Omgaan met afweerreacties als trainer

Omgaan met afweerreacties

Omgaan met afweerreacties

Het kan knap lastig zijn: je bespreekt een oefening na en iemand zegt nonverbaal iets heel anders dan verbaal… Je bent bezig met uitleg van theorie, maar het lijkt maar niet binnen te komen. Je krijgt plotseling een heel heftige reactie op ‘onschuldige’ feedback. Als trainer krijg je te maken met afweerreacties. Als je afweerreacties kunt herkennen en hier adequaat mee om kunt gaan, scheelt dit een hoop gepieker en energie! Je behoudt een professionele relatie met jouw deelnemers en je houdt de sfeer in jouw groep veilig. Bovendien vergroot je de leerresultaten van je deelnemers: ze blijven namelijk minder snel ‘hangen’ in hun eigen afweerreacties. Hoe herken je nu afweerreacties van je deelnemers? En hoe kun je hier als trainer mee omgaan?

Deel dit blog

Ik ga in dit artikel allereerst in op wat is afweer, welke vormen van afweer kun je onderscheiden en hoe kun je afweerreacties als trainer herkennen? Hierna geef ik antwoord op de vraag: hoe kun je omgaan met afweerreacties als trainer? Tot slot geef ik enkele vragen ter reflectie voor de trainer zelf. Het belangrijkste om kundig om te kunnen gaan met afweerreacties is om je eigen afweerreacties blijvend te onderzoeken en te bespreken in supervisie, intervisie of opleiding. Zo ga je steeds beter en sneller afweerreacties herkennen en begrijpen en kun je leerprocessen nog effectiever begeleiden.

Vormen van afweer:
Als trainer kun je ingezet worden tijdens intensieve verandertrajecten binnen organisaties. Of je geeft een training waarbij jouw deelnemers nieuwe dingen gaan leren. Dat betekent dat de deelnemers uit jouw training een veranderproces doormaken. Mensen die een veranderproces doormaken, kunnen reageren met vormen van afweer. Afweerreacties is de manier waarop we gewend zijn te reageren op spannende situaties (Kayzel 2002, p. 40).

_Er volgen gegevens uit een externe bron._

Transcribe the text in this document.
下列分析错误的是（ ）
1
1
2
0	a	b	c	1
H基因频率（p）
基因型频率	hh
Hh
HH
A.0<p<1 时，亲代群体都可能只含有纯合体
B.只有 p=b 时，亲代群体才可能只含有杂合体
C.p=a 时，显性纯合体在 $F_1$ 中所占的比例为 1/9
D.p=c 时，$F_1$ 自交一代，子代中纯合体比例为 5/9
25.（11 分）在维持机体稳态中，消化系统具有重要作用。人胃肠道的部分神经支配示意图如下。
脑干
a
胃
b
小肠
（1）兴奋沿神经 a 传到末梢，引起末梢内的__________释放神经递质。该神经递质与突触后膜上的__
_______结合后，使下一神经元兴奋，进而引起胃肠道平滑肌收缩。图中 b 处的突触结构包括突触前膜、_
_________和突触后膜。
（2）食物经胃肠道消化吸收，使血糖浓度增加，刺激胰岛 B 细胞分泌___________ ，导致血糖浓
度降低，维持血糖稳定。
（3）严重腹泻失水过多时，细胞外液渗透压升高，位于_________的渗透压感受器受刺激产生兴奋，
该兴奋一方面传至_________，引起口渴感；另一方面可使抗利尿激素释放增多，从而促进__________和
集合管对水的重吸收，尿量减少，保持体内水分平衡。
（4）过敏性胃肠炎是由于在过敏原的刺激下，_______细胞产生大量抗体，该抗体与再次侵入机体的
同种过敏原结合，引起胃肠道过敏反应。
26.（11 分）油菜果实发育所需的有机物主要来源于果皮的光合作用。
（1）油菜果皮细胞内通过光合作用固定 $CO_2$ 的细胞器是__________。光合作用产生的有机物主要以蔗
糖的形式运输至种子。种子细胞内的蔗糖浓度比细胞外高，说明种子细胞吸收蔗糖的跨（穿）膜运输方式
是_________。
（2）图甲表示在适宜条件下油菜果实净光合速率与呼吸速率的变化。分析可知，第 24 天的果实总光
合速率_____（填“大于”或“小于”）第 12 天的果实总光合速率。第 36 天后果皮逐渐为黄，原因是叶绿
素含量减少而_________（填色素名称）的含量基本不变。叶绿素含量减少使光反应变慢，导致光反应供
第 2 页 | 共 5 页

Kayzel (2002) maakt onderscheid in de volgende afweerreacties:
– verdringing/ ontkenning
– regressie
– reactievorming
– isolering
– ongedaanmaking
– projectie
– introjectie
– verplaatsen
– sublimering
– rationalisatie

Een aantal voorbeelden van afweerreacties in trainingen

Hoe kun je nu omgaan met afweerreacties als trainer? Ik zal voor een aantal afweerreacties een voorbeeld geven met wat do’s en don’ts om je wat houvast te bieden en een beeld te geven. Het belangrijkste echter om om te leren gaan met afweerreacties is: vlieguren maken (ervaring op doen), reflecteren en feedback vragen.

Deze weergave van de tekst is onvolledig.